Un team internazionale guidato dall’Università di Göttingen (Germania) con la partecipazione di ricercatori dell’Istituto di Astrofisica di Canaria (IAC) ha scoperto, utilizzando lo spettrografo ad alta risoluzione CARMENES presso l’Osservatorio di Calar Alto (Almería), due nuovi pianeti come la Terra intorno a una delle stelle più vicine nel nostro quartiere galattico.

La stella di Teegarden è a soli 12,5 anni luce di distanza. È una nana rossa che si trova in direzione della costellazione dell’Ariete. La sua temperatura superficiale è di 2.700 gradi C e la sua massa è solo di un decimo di quella del sole. Pur essendo così vicina, è stata scoperta solo nel 2003 per via della sua bassa luminosità.

Abbiamo osservato questa stella per tre anni per cercare variazioni periodiche della sua luminosità, spiega Mathias Zechmeister, ricercatore dell’Università di Göttingen, il primo autore del documento: le osservazioni hanno dimostrato che vi orbitano intorno due pianeti, entrambi sono simili ai pianeti nella parte interna del Sistema Solare: sono leggermente più grandi della Terra e si trovano nella ‘zona abitabile‘ dove l’acqua può esistere come allo stato liquido. “È possibile che i due pianeti siano parte di un sistema più ampio“, afferma Stefan Dreizler, un altro ricercatore dell’Università di Göttingen e coautore dell’articolo.

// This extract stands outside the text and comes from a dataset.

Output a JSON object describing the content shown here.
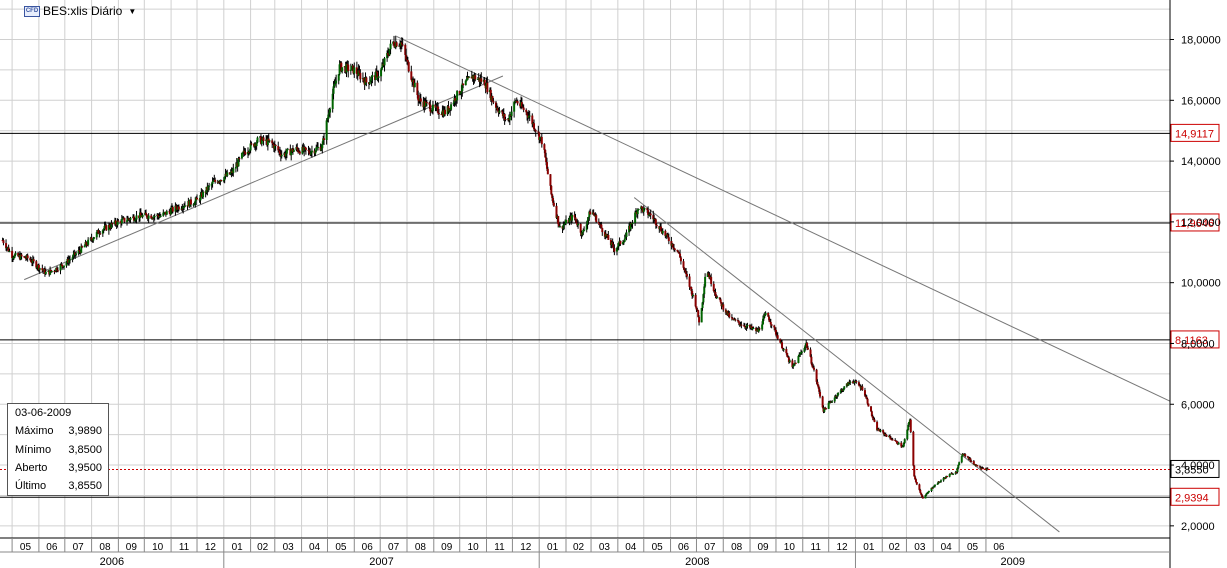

Le campagne fotometriche su questa stella sono state realizzate con strumenti come il Muscat2 del Telescopio Carlos Sánchez presso l’Osservatorio del Teide (Tenerife) e con la rete di telescopi dell’Osservatorio Las Cumbres, tra gli altri. “Questi studi dimostrano che i segnali dei due pianeti non possono essere dovuti all’attività della stella, anche se non siamo stati in grado di rilevare i transiti dei due nuovi pianeti“, afferma Victor Sánchez Béjar, ricercatore della IAC e altro autore dell’articolo che è stato pubblicato sulla rivista Astronomy and Astrophysics .

Nuove terre scoperte attorno a una stella molto piccola
Credito: Instituto de Astrofísica de Canarias

Affinché l’individuazione con il metodo del transito sia fattibile, i pianeti devono passare attraverso la faccia del disco stellare e bloccare per un certo tempo parte della luce della stella, il che significa che deve trovarsi su una linea diretta con il Sole e la Terra. Bisogna anche che i pianeti orbitino intorno alla stella (il loro “anno”) con tempi ragionevoli per l’osservazione. Questo fortunato allineamento si verifica solo per una piccola frazione di sistemi planetari.

Cacciatori di pianeti

Il tipo di stella a cui appartiene la stella di Teegarden è il più piccolo per il quale i ricercatori possono misurare le masse dei loro pianeti con la tecnologia attuale. “Questa scoperta è un grande successo per il progetto CARMENES, che è stato ideato per cercare pianeti attorno a stelle di bassa massa“, afferma Ignasi Ribas, ricercatore presso l’Institut d “Estudis Espacials (IEEC) della Catalogna e coautore del articolo.

Dal 2016, scienziati tedeschi e spagnoli hanno cercato i pianeti attorno alle stelle vicine usando CARMENES, che si trova sul telescopio da 3,5 metri dell’Osservatorio di Calar Alto (Almería). Questi nuovi pianeti sono il 10 e l’11 scoperti dal progetto.